Ouch. I guess I knew all of this though. It's true to say that I'll never be in upper management at any US based company, that would, after all, be silly, based from my house in Winchester, Hampshire, UK. Maybe I'll never be someone who did it once out of sheer luck on the US side, but if/when I am one on this side of the pond, I can see a lot more business coming my way. In fact, I have a steady stream of jobs coming my way just for being in the right business.

However, if you are one of the guys on the West Coast thinking that you don't need anything other than field sales, be very careful, this is very short-sighted. Personally speaking I get to have a huge say in decision making. I am included in Product Management, in fact they go out of their way to have a call with me at a different time every week so they are getting proper regional feedback. I am included in Sales decisions because I have to know what's going on in my region. In short, I'm not used as a tool, but a self governing part of the whole. Currently.
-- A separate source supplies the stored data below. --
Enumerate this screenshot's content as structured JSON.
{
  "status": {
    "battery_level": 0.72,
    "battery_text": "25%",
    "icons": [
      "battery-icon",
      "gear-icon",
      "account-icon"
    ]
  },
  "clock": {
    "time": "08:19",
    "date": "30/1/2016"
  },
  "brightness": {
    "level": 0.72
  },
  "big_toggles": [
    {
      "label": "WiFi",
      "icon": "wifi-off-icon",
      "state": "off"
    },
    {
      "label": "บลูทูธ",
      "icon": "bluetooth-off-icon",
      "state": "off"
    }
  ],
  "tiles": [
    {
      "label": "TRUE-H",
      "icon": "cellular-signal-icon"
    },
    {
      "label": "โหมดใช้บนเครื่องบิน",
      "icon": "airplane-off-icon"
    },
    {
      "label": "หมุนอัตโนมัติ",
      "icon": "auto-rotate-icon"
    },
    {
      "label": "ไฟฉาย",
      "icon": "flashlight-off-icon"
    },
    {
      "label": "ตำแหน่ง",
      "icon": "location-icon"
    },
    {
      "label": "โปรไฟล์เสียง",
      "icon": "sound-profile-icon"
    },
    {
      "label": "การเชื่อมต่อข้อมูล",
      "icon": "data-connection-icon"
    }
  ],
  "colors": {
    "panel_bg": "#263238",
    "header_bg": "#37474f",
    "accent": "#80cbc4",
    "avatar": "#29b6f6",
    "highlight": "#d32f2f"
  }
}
I'm pretty pleased about where I am at present, and I think it will take me to new levels both within the company and in terms of reputation. Then of course I have a ready made business plan just waiting for me.

Monday, 4 February 2008

Viva Las Vegas

I've come out to Las Vegas for the Ingrian sales conference this week, and I have to say I don't really like it. The atmosphere in the casino under the Mandalay Bay Hotel is completely fabricated (apparently they pump oxygen in to keep you awake, but there are no clocks or windows so you don't know what time it is... nice). The atmosphere in the sales conference was all together much more positive. Profits are at an all time record high, partnerships are rewarding, product management is working, support is good, the SEs are fantastic, etc.
In fact, so good has our last quarter been that I'm once again looking for someone to join me in an engineering capacity. It seems that I attract such growth wherever I go at the moment. If only it were all me...

Our success as a key management solution is of course all down to the requirements of PCI, it has been a huge driver and something which not many people were able to predict. Listening to the conversations around the table tonight, I don't even think anyone at Ingrian quite predicted it in fact, but some people with a passion for technology built something that they believed in, and after a lot of hard work and just a little luck, things are looking really very good.
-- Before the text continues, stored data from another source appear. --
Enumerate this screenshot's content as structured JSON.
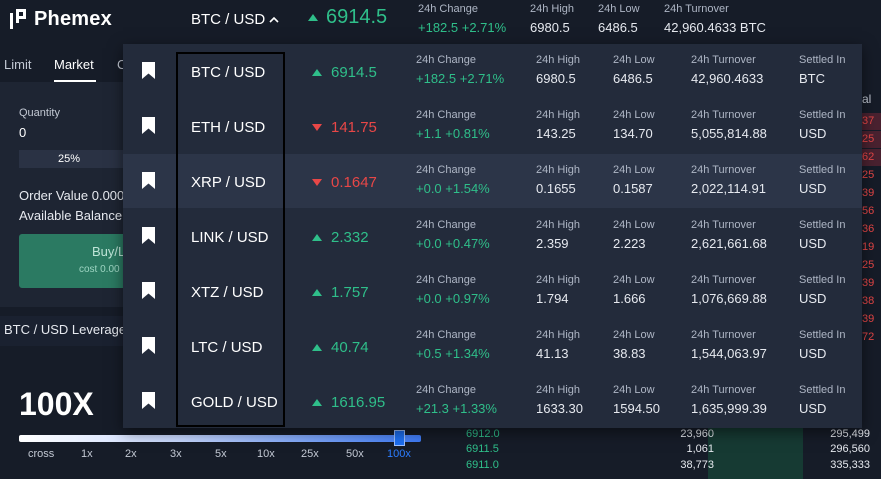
{
  "header": {
    "logo_text": "Phemex",
    "pair_selector": "BTC / USD",
    "last_price": "6914.5",
    "stats": [
      {
        "label": "24h Change",
        "value": "+182.5 +2.71%"
      },
      {
        "label": "24h High",
        "value": "6980.5"
      },
      {
        "label": "24h Low",
        "value": "6486.5"
      },
      {
        "label": "24h Turnover",
        "value": "42,960.4633 BTC"
      }
    ]
  },
  "order_panel": {
    "tabs": [
      "Limit",
      "Market",
      "C"
    ],
    "active_tab": "Market",
    "quantity_label": "Quantity",
    "quantity_value": "0",
    "percent_label": "25%",
    "order_value_label": "Order Value 0.000",
    "available_balance_label": "Available Balance",
    "buy_label": "Buy/L",
    "cost_label": "cost 0.00",
    "leverage_title": "BTC / USD Leverage",
    "leverage_value": "100X",
    "leverage_ticks": [
      "cross",
      "1x",
      "2x",
      "3x",
      "5x",
      "10x",
      "25x",
      "50x",
      "100x"
    ],
    "active_tick": "100x"
  },
  "right_strip": {
    "label": "al",
    "numbers": [
      "37",
      "25",
      "62",
      "25",
      "39",
      "56",
      "36",
      "19",
      "25",
      "39",
      "38",
      "39",
      "72"
    ]
  },
  "order_book_rows": [
    {
      "price": "6912.0",
      "size": "23,960",
      "total": "295,499"
    },
    {
      "price": "6911.5",
      "size": "1,061",
      "total": "296,560"
    },
    {
      "price": "6911.0",
      "size": "38,773",
      "total": "335,333"
    }
  ],
  "dropdown": {
    "columns": {
      "change": "24h Change",
      "high": "24h High",
      "low": "24h Low",
      "turnover": "24h Turnover",
      "settled": "Settled In"
    },
    "rows": [
      {
        "symbol": "BTC / USD",
        "last": "6914.5",
        "direction": "up",
        "change": "+182.5 +2.71%",
        "high": "6980.5",
        "low": "6486.5",
        "turnover": "42,960.4633",
        "settled": "BTC"
      },
      {
        "symbol": "ETH / USD",
        "last": "141.75",
        "direction": "down",
        "change": "+1.1 +0.81%",
        "high": "143.25",
        "low": "134.70",
        "turnover": "5,055,814.88",
        "settled": "USD"
      },
      {
        "symbol": "XRP / USD",
        "last": "0.1647",
        "direction": "down",
        "change": "+0.0 +1.54%",
        "high": "0.1655",
        "low": "0.1587",
        "turnover": "2,022,114.91",
        "settled": "USD"
      },
      {
        "symbol": "LINK / USD",
        "last": "2.332",
        "direction": "up",
        "change": "+0.0 +0.47%",
        "high": "2.359",
        "low": "2.223",
        "turnover": "2,621,661.68",
        "settled": "USD"
      },
      {
        "symbol": "XTZ / USD",
        "last": "1.757",
        "direction": "up",
        "change": "+0.0 +0.97%",
        "high": "1.794",
        "low": "1.666",
        "turnover": "1,076,669.88",
        "settled": "USD"
      },
      {
        "symbol": "LTC / USD",
        "last": "40.74",
        "direction": "up",
        "change": "+0.5 +1.34%",
        "high": "41.13",
        "low": "38.83",
        "turnover": "1,544,063.97",
        "settled": "USD"
      },
      {
        "symbol": "GOLD / USD",
        "last": "1616.95",
        "direction": "up",
        "change": "+21.3 +1.33%",
        "high": "1633.30",
        "low": "1594.50",
        "turnover": "1,635,999.39",
        "settled": "USD"
      }
    ]
  },
  "colors": {
    "up": "#2fbf8a",
    "down": "#e84747",
    "accent": "#2c7dff",
    "panel": "#232b3b",
    "highlight_row": "#2c3548"
  }
}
We discussed our competition, and will go into more detail tomorrow on this, but the reality is, there's nothing that quite matches up. It would be easy to get complacent in such a position, but there is still more development going on, and more partnerships being forged. I'm even managing to get involved in this business development on the UK side, which is going to be great fun, even if nothing else comes of it, which is unlikely.

I've only been here a short time (Ingrian I mean, although I haven't been in Vegas long either) but I've already gone through a steep learning curve, and have worked very hard to get where I am. That hard work is already paying off, and now I'm getting to see some of the rewards.

However, tonight I'm jet lagged, feeling sore and missing my wife. It just brings home to me all the more how the shiny dice and flashing lights really mean nothing. So when I won $400 this evening, again it meant nothing, it was the taking part that counted.